Ultimately it boils down to what will signal an entry . If you look at all the historical examples on charts which Wlliam O'neil shows, the entry is on breakout of 4% plus on high volume. The key thing in IBD method is stock should be within 15% of 52 week high at time of breakout. If you scan for that condition you find lots of cup and handle at various stages of formation.
I prefer buying after the breakout, because all the jazz about buying exactly within few cents of handle etc. is for what. If the stock does not go up after the breakout, any way it does not matter.Plus very few stocks have perfect cup with handle.

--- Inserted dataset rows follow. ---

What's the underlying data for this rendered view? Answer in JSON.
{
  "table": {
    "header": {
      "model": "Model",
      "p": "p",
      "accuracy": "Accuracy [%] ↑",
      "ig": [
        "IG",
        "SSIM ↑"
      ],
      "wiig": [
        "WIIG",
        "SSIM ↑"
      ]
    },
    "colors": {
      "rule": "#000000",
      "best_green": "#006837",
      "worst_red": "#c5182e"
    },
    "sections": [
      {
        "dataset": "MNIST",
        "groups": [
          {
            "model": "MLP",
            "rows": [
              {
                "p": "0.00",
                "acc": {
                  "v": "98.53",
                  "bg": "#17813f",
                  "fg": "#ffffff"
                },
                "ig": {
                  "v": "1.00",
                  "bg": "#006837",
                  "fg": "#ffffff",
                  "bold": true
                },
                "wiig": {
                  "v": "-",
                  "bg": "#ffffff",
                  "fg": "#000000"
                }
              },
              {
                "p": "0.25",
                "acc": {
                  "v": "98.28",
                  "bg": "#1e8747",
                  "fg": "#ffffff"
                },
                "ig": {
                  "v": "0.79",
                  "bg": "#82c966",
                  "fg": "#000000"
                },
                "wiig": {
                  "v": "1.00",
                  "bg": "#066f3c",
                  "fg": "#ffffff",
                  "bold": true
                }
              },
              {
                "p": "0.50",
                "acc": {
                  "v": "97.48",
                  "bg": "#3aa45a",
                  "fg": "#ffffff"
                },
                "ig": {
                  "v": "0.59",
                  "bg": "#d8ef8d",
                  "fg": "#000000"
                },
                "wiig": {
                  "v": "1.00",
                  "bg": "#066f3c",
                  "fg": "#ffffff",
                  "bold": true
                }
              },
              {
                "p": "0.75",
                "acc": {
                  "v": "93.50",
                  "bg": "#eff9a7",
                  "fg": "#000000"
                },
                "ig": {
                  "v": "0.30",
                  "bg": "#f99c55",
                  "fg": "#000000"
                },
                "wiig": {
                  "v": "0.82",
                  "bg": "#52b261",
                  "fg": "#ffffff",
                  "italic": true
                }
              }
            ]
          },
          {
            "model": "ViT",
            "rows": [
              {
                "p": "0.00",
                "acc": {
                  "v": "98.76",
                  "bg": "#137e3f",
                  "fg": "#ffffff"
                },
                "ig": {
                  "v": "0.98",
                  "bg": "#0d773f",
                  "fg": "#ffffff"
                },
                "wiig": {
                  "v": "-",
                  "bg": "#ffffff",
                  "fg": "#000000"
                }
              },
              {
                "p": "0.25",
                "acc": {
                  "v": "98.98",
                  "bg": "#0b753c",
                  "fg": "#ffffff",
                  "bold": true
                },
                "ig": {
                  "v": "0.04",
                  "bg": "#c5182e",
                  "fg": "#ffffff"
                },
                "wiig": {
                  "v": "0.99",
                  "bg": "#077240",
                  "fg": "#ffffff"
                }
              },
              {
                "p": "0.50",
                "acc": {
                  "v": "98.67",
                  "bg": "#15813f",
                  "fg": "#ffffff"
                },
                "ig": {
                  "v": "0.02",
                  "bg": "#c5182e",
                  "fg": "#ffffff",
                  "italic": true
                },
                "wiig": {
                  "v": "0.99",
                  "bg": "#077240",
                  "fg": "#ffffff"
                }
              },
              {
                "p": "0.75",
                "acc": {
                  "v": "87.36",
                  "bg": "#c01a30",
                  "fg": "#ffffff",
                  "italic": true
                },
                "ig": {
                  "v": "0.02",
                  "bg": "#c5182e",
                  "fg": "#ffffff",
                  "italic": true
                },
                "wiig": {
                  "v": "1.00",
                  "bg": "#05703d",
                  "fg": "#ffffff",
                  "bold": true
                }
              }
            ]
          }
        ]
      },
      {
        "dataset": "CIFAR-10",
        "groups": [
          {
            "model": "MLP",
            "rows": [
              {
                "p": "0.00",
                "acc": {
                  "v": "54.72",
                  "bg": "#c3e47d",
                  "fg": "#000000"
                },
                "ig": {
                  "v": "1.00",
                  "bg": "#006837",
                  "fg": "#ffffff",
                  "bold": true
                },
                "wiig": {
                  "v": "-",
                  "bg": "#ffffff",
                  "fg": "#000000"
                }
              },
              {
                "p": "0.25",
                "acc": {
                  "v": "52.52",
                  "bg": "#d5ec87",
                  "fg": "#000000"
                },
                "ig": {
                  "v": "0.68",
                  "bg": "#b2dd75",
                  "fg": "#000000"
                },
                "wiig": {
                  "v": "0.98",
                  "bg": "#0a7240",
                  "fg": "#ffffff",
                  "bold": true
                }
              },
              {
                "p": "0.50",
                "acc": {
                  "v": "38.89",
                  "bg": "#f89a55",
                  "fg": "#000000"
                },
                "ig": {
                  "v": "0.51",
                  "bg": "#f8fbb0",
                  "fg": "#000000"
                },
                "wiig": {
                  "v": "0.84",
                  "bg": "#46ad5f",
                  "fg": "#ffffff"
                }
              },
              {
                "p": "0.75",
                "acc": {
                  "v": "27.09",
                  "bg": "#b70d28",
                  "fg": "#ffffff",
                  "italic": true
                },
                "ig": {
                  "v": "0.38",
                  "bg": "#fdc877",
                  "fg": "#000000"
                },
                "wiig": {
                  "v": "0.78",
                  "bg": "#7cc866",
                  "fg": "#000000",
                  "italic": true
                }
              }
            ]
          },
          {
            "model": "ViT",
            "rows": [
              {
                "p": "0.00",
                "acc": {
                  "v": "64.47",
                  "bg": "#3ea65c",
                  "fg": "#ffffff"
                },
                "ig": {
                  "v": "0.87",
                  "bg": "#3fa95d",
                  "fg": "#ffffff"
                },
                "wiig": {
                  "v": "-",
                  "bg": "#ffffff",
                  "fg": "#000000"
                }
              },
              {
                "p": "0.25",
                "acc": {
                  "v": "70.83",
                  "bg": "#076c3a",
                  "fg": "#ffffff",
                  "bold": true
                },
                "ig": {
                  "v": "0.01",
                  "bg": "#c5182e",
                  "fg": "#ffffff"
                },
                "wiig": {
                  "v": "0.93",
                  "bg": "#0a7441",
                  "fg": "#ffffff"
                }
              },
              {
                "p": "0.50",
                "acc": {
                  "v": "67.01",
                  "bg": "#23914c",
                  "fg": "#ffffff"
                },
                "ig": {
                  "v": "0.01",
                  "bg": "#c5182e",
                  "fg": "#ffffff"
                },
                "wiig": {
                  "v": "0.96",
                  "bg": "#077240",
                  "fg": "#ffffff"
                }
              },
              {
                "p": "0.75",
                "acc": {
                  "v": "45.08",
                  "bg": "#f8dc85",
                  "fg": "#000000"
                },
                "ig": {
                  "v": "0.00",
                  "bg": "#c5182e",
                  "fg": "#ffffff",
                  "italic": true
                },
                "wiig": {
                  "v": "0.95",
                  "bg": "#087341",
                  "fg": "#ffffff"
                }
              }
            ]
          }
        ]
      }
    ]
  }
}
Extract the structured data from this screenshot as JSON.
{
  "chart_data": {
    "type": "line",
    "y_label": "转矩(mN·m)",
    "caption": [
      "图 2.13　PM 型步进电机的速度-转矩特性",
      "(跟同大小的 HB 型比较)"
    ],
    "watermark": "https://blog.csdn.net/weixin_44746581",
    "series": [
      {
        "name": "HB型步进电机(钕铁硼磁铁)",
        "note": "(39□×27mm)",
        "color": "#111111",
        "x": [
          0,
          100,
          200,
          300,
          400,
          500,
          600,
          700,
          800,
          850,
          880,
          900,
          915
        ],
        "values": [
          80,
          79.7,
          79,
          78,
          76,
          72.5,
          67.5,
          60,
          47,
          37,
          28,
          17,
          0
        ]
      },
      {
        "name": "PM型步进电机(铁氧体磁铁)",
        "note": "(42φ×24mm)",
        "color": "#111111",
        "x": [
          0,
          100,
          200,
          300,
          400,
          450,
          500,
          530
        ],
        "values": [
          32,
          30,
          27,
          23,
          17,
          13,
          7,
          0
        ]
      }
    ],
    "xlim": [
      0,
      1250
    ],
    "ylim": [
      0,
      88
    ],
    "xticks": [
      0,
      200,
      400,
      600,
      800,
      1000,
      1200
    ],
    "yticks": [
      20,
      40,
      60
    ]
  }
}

"I prefer buying after the breakout"
PD, after the breakout, do you buy when it pullback and find some support, or do you buy next day. would you mind giving some example? thanks
Buying all time highs or other high mark is a sucker's play - yes every once in awhile you will make some coin (witness GOOG which traded at all time highs for several months and then, suddenly, stopped and is now just so much dead money).
But many times you will be the bag holder in a very bad trade (PNTR comes to mind immediately - put up a 1 year chart and imagine the guy who bought at 24).
Never buy a stock unless you have two numbers in mind - both exits - one above the price you paid and one below. If you hold above the upper number be ready to dump if it retraces to your target - never hold below your lower number.
If you follow that simple approach you can buy any stock at any price at any time. Remember learning how to trade is learning how to lose - anybody can learn how to win - it's the losing that is troublesome.